Abbie semblait hébétée.
— D’abord la tentative chez moi, puis l’agression au chalet, et maintenant, Robert… Je n’arrive pas à croire que c’est à moi qu’il arrive tout ça.
— Essayez de ne pas trop vous inquiéter, Abbie. Nous allons vous protéger, et nous trouverons celui qui a tué Robert. Mais il va falloir être prudente. Prendre tout cela au sérieux.
Abbie hocha lentement la tête.
— Vous avez raison. Quand je pense que je suis sortie seule, ce soir.
— Que faisiez-vous dehors, si tard ?
— Quelqu’un m’a appelée. Un type qui voulait me voir et m’a fixé un rendez-vous. Mais il n’est pas venu.
— À quelle heure ?
— Vers neuf heures.
Abbie se tut, comprenant soudain pourquoi Stamm lui posait ces questions.
— Vous croyez qu’il pourrait y avoir un rapport entre cet appel et l’assassinat de Robert ? demanda-t-elle.
Stamm n’écoutait pas.
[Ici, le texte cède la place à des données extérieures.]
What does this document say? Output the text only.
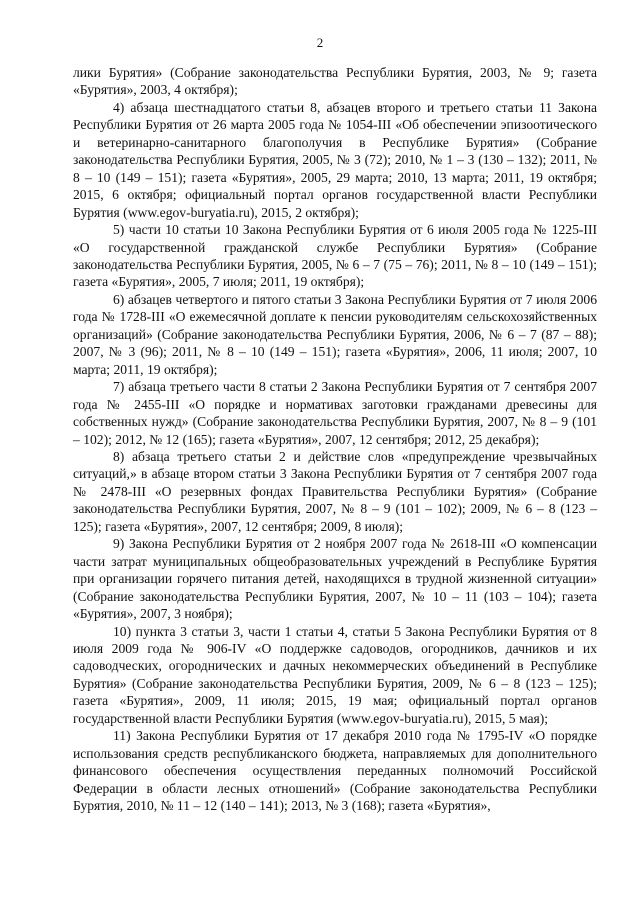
2

лики Бурятия» (Собрание законодательства Республики Бурятия, 2003, № 9; газета «Бурятия», 2003, 4 октября);

4) абзаца шестнадцатого статьи 8, абзацев второго и третьего статьи 11 Закона Республики Бурятия от 26 марта 2005 года № 1054-III «Об обеспечении эпизоотического и ветеринарно-санитарного благополучия в Республике Бурятия» (Собрание законодательства Республики Бурятия, 2005, № 3 (72); 2010, № 1 – 3 (130 – 132); 2011, № 8 – 10 (149 – 151); газета «Бурятия», 2005, 29 марта; 2010, 13 марта; 2011, 19 октября; 2015, 6 октября; официальный портал органов государственной власти Республики Бурятия (www.egov-buryatia.ru), 2015, 2 октября);

5) части 10 статьи 10 Закона Республики Бурятия от 6 июля 2005 года № 1225-III «О государственной гражданской службе Республики Бурятия» (Собрание законодательства Республики Бурятия, 2005, № 6 – 7 (75 – 76); 2011, № 8 – 10 (149 – 151); газета «Бурятия», 2005, 7 июля; 2011, 19 октября);

6) абзацев четвертого и пятого статьи 3 Закона Республики Бурятия от 7 июля 2006 года № 1728-III «О ежемесячной доплате к пенсии руководителям сельскохозяйственных организаций» (Собрание законодательства Республики Бурятия, 2006, № 6 – 7 (87 – 88); 2007, № 3 (96); 2011, № 8 – 10 (149 – 151); газета «Бурятия», 2006, 11 июля; 2007, 10 марта; 2011, 19 октября);

7) абзаца третьего части 8 статьи 2 Закона Республики Бурятия от 7 сентября 2007 года № 2455-III «О порядке и нормативах заготовки гражданами древесины для собственных нужд» (Собрание законодательства Республики Бурятия, 2007, № 8 – 9 (101 – 102); 2012, № 12 (165); газета «Бурятия», 2007, 12 сентября; 2012, 25 декабря);

8) абзаца третьего статьи 2 и действие слов «предупреждение чрезвычайных ситуаций,» в абзаце втором статьи 3 Закона Республики Бурятия от 7 сентября 2007 года № 2478-III «О резервных фондах Правительства Республики Бурятия» (Собрание законодательства Республики Бурятия, 2007, № 8 – 9 (101 – 102); 2009, № 6 – 8 (123 – 125); газета «Бурятия», 2007, 12 сентября; 2009, 8 июля);

9) Закона Республики Бурятия от 2 ноября 2007 года № 2618-III «О компенсации части затрат муниципальных общеобразовательных учреждений в Республике Бурятия при организации горячего питания детей, находящихся в трудной жизненной ситуации» (Собрание законодательства Республики Бурятия, 2007, № 10 – 11 (103 – 104); газета «Бурятия», 2007, 3 ноября);

10) пункта 3 статьи 3, части 1 статьи 4, статьи 5 Закона Республики Бурятия от 8 июля 2009 года № 906-IV «О поддержке садоводов, огородников, дачников и их садоводческих, огороднических и дачных некоммерческих объединений в Республике Бурятия» (Собрание законодательства Республики Бурятия, 2009, № 6 – 8 (123 – 125); газета «Бурятия», 2009, 11 июля; 2015, 19 мая; официальный портал органов государственной власти Республики Бурятия (www.egov-buryatia.ru), 2015, 5 мая);

11) Закона Республики Бурятия от 17 декабря 2010 года № 1795-IV «О порядке использования средств республиканского бюджета, направляемых для дополнительного финансового обеспечения осуществления переданных полномочий Российской Федерации в области лесных отношений» (Собрание законодательства Республики Бурятия, 2010, № 11 – 12 (140 – 141); 2013, № 3 (168); газета «Бурятия»,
Il s’était tourné vers les deux policiers.
— Eloignez les voitures. Vite ! Puis lancez un appel radio à Paul Torino. Il doit encore être à la maison du juge Griffen. Dites-lui de m’envoyer la brigade anti-explosifs. Immédiatement !
Il aida Abbie à se relever et l’entraîna vers sa voiture.
— Que faites-vous ? demanda Abbie, toujours sous le choc, et ne comprenant pas les craintes du district attorney.
— Il faut vous éloigner de cette maison en attendant que la brigade anti-explosifs l’ait visitée. Si vous avez été absente à partir de neuf heures, la personne qui a placé la bombe sous la voiture de votre mari a eu tout le temps d’en mettre une ici également.